Speaking specifically, linguistic means can NOT be operated in the field of procedural thinking, that is, it is impossible to wield “coarse lingo-scalpel” in the hyperfine sense zone of brain neurons. The tool for this must be appropriate, fairly thin, accurate, sensitive. As, for example, in electrical engineering, where there is a principle according to which the adjustment range of a variometer (potentiometer) should not be larger than the size of the error, that is, “noise” or “dirt” in the case under consideration.
Linguistics, as is well known, can establish, and even then not absolutely, any connections and relations between words in sentences (speech or text). Just as a building science discipline can establish connections and relationships between building elements (words) in various building structures (contexts). Specialists from both regions can issue these connections and relations (conrelays) in the form of some formalized ideas, for example, “three tons of bricks of 6 Mohs hardness in the amount of 1000 pieces are connected by 100 kilograms of cement-Portland 500 and 200 kilograms of quartz sand”.
It is unlikely that you will guess what construction such a record is. Similarly, the computer has no idea what the record is: [the subject “cartridge” is associated with the predicate “entered”, forming a predicate that relates to the preposition “in” in the prepositional group “to the store”]. But, if the builders told us the phrase “brick wall”, we would immediately understand what we are talking about, and would not break our heads, linking tons with kilograms, and sand with cement and bricks.
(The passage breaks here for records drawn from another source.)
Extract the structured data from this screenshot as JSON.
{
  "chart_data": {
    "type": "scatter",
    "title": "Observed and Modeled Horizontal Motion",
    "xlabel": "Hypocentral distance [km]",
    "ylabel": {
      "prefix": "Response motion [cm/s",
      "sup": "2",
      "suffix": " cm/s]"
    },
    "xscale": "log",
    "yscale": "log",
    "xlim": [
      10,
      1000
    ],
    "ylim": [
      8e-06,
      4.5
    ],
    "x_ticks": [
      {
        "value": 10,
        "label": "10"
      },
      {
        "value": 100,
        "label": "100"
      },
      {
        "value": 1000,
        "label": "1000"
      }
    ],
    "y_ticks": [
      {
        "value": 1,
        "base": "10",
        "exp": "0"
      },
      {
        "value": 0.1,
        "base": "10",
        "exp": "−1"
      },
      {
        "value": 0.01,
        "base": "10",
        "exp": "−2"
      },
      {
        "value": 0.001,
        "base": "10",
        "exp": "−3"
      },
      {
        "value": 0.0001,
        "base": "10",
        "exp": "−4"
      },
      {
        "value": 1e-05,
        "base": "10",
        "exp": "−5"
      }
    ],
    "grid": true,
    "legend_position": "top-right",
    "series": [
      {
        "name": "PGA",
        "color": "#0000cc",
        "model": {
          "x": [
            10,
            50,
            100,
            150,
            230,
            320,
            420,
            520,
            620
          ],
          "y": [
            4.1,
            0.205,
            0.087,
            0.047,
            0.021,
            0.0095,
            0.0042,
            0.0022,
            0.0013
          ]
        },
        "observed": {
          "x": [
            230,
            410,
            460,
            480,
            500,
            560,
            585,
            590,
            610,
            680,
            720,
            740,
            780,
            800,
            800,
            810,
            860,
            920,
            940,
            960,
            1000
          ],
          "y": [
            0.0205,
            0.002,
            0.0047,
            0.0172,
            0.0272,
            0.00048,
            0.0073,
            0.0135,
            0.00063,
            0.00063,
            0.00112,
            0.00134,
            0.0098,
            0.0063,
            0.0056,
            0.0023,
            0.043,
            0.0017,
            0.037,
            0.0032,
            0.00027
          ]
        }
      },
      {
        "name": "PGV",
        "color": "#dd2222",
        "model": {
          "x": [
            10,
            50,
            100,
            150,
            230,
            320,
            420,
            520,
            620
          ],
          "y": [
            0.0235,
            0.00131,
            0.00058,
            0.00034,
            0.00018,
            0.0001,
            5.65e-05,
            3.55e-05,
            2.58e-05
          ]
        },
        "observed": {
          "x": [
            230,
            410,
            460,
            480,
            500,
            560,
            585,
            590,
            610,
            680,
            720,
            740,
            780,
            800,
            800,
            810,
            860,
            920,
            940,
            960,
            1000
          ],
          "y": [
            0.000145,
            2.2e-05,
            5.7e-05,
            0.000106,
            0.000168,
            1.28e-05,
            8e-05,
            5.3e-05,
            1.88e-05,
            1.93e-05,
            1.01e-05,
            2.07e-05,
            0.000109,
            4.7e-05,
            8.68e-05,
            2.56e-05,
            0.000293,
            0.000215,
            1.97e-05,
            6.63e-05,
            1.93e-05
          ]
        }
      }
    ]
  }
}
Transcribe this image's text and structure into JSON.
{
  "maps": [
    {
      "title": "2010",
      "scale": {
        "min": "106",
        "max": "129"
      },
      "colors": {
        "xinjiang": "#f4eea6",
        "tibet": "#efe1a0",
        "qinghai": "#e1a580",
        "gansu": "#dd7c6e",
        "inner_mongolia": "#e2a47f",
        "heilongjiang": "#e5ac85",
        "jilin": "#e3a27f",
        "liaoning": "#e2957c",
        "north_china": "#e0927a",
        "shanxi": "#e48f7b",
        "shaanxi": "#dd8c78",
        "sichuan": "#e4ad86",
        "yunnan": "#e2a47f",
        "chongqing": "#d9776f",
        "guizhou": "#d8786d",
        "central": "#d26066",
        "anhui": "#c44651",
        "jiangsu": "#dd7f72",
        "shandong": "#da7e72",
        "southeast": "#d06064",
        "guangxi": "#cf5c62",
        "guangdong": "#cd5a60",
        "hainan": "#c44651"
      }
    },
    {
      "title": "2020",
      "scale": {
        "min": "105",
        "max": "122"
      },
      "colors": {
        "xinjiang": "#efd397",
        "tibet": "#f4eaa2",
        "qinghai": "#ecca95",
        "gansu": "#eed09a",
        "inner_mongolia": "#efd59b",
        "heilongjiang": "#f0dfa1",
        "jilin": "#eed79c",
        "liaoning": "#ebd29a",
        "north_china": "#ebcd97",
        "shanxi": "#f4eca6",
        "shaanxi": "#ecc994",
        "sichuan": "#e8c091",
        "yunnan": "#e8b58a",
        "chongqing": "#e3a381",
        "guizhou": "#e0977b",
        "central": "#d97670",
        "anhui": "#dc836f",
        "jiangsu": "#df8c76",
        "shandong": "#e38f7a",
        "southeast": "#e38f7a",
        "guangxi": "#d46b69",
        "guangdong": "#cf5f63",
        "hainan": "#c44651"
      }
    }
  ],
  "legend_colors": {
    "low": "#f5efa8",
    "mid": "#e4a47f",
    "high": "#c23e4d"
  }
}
At the same time, it is far from a fact that if linguists say the phrase: “The patron entered the store”, then we will understand exactly what [patron] we are talking about (boss, electrical product, part of a lathe or a shooting object). However, under the [store] you can understand different images, even the horn from the machine, even a trading company.
These examples should give us a clear idea that no computer can understand the semantic load of the context of speech by means of computer linguistics, and this requires a completely different tool. Which one And exactly the one that we use with you in everyday life.
Let's see how thinking and communication occur between people. First, some thought forms that he imagines as Models of Behavior of Images (MPO) are swarming in the mind of an individual. Then he builds one or another semantic structure from these MPOs and decides to bring it to us using natural language capabilities, since, unfortunately, or fortunately, we do not have telepathy. In his message, the author of the thought forms presents the MPO in a coded form using language elements (words, lexemes, etc.). The recipient, perceiving messages, already includes his associative memory, from which he extracts his own IGOs ​​stored there for the time being, with which he tries to understand what the author wanted to say.
This is how our consciousness works. How does the computer work? What technologies does he use and are they similar to humans? No, they are not like ours. But, since a computer is a counting machine, then, here, the developers are trying stubbornly to COMPUTE the final result, instead of trying to teach the computer to understand the meaning by simply memorizing these MPOs and operating them further.
It turns out that “computational” technologies are, in fact, the role of such “dirty Cinderella”, when we all need precisely the most precise means of understanding and recognizing patterns and meanings.